Characterization of Hyperbrain Networks During Joint Piano Playing Using a Complex Dynamics Framework

Abstract

Social interaction is essential for human life, but we have little understanding of the neural mechanisms supporting it. Recent research has shown correlated activity between the brains of individuals (Goldstein et al. 2018; Müller et al. 2018; Dikker et al. 2017; Toppi et al. 2016) using the novel technique of Electroencephalography Hyperscanning, which allows us to record multiple persons’ electrical brain activity at the same time. Interpretation of this data, however, is still unclear: does common activity reflect social interaction or is it just a by-product of shared perception? Furthermore, there is no unifying framework on how to analyze these novel data. Although we did not find evidence for synchronous brain activity between pianists playing duets using a complex dynamics framework, we were able to differentiate music pieces with ambiguous leadership roles from those with clear leadership roles using multivariate statistical approaches (graph theory).
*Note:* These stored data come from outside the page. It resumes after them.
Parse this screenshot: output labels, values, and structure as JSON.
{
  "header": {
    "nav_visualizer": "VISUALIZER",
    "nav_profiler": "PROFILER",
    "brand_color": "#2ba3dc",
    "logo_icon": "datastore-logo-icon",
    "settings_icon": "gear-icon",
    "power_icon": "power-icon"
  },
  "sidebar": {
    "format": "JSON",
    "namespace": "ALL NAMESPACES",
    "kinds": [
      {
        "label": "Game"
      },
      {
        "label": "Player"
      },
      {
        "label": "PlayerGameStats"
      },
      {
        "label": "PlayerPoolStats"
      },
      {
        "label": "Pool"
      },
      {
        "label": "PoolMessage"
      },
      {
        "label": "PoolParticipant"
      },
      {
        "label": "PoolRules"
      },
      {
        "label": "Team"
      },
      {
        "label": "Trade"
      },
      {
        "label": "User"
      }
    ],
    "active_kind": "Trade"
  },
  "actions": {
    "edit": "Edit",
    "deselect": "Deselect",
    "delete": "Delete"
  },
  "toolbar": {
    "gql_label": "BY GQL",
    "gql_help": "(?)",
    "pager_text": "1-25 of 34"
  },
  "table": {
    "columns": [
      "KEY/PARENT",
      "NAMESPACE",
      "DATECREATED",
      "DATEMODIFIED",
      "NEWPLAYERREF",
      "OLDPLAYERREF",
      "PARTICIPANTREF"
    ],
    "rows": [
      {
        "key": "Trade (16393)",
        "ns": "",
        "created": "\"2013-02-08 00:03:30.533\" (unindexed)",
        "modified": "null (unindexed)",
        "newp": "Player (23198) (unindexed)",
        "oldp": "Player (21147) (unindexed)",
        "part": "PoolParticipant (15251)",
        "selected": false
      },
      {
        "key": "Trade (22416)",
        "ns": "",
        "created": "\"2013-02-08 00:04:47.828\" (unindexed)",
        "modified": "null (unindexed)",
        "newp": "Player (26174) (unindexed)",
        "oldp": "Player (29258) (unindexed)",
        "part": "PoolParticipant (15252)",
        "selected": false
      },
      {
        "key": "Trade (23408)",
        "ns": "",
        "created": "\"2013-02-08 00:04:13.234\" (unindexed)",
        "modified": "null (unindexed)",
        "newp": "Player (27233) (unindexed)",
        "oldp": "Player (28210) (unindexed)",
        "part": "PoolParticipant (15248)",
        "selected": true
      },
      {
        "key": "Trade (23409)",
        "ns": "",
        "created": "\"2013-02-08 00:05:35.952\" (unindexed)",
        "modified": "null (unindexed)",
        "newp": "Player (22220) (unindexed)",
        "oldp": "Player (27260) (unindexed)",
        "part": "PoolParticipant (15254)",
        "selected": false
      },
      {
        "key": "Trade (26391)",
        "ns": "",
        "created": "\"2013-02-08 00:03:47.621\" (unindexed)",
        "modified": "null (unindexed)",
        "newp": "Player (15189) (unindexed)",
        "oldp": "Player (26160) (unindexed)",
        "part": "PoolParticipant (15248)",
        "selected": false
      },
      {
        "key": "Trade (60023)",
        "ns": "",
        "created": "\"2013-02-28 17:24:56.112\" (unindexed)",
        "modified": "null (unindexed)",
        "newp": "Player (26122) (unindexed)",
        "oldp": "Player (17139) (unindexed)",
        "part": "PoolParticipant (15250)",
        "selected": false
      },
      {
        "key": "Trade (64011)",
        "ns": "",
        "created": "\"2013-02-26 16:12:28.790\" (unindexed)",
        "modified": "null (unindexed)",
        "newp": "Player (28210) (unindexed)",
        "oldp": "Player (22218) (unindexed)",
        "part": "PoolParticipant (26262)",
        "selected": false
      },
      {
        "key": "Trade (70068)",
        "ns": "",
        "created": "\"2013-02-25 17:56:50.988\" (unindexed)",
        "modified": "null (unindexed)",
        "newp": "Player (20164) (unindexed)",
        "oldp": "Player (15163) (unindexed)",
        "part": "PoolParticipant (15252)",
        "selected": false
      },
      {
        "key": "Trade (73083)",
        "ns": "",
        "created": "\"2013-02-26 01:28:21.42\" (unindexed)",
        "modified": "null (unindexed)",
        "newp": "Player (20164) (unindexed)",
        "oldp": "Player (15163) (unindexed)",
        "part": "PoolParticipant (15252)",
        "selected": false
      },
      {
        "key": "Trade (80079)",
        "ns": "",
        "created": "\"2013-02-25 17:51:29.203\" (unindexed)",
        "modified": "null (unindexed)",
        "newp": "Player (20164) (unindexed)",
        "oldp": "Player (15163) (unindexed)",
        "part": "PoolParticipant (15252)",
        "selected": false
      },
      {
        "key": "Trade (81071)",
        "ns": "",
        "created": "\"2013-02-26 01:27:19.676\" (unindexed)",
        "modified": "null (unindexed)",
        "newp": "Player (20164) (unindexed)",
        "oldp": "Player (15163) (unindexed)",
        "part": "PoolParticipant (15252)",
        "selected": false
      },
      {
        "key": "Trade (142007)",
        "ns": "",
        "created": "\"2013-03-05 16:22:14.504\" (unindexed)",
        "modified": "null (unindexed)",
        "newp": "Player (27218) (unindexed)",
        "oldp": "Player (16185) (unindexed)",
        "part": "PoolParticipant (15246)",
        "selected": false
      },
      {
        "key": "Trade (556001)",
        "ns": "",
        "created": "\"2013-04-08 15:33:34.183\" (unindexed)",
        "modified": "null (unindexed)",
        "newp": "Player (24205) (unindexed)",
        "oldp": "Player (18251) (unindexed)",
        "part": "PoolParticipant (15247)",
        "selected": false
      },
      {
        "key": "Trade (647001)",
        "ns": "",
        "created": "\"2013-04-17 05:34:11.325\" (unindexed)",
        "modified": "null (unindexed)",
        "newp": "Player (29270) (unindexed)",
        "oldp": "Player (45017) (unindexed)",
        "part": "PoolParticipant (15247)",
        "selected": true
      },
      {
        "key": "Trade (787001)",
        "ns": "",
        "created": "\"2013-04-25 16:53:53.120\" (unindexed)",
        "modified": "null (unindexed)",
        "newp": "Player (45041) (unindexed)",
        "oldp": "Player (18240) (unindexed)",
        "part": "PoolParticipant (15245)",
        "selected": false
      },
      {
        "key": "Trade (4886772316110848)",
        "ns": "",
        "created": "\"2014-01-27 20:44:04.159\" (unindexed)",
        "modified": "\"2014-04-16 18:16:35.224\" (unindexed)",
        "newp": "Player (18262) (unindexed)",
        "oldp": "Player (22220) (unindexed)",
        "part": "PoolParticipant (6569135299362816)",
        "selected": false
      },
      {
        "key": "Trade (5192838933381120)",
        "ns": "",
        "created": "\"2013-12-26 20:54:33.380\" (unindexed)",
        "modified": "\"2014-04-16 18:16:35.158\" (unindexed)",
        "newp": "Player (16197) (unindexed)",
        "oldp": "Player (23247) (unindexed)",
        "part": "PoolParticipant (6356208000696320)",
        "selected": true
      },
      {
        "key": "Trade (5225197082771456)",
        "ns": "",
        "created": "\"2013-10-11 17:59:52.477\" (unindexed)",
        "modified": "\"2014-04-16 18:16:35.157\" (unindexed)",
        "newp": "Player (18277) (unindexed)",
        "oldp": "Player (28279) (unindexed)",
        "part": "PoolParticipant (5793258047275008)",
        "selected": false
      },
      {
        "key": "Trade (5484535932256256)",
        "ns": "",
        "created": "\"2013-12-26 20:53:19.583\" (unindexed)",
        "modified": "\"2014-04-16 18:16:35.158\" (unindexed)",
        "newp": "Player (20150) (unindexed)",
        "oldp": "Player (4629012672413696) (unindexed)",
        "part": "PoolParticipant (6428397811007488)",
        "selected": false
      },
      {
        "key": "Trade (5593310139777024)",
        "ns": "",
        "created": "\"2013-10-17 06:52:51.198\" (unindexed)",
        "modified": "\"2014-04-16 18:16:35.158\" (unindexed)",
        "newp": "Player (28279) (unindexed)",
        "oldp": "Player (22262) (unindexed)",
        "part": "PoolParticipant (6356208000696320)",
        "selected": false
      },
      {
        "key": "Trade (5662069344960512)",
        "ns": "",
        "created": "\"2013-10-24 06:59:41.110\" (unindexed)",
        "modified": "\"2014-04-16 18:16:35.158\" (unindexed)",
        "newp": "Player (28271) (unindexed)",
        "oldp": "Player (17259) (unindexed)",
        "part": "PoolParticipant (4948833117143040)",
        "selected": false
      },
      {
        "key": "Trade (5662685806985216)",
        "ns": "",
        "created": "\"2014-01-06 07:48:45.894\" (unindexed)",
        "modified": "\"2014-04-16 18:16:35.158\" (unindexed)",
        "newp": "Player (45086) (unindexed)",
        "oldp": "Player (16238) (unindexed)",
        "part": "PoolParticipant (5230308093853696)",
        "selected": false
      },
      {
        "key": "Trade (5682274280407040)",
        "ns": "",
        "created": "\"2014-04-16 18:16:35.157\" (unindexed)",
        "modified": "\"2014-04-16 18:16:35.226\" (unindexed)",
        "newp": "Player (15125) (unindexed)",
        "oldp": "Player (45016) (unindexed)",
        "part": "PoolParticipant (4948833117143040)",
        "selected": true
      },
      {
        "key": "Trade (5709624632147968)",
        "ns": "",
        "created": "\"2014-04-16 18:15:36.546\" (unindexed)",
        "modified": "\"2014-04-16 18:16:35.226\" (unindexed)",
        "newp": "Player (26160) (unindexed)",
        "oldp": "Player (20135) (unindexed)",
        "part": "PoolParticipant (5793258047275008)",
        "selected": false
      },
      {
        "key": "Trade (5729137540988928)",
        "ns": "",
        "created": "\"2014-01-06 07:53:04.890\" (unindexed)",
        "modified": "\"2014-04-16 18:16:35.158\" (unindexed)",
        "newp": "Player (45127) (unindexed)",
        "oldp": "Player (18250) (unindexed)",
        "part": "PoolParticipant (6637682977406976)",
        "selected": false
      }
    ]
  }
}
Furthermore, ambiguous leadership network characteristics correlated with participants’ perceptions of the quality of their performances. This thesis also contributes to this field by expanding previously proposed frameworks (Duan et al. 2015) to include a complex dynamics approach and thoroughly discussing issues in hyperbrain analysis. By standardizing the protocols, interpretations, and data analysis approaches of data from EEG hyperscanning, we can better elucidate what this synchrony means, effectively helping us move the field of single-person social neuroscience towards a two person neuroscience (Dumas 2011; Schilbach et al. 2013). This has profound implications at several levels, including the quantification of high level social constructs, such as empathy or joint attention, to clinical research, where these statistics can be used as diagnosis tools for the socially impaired brain.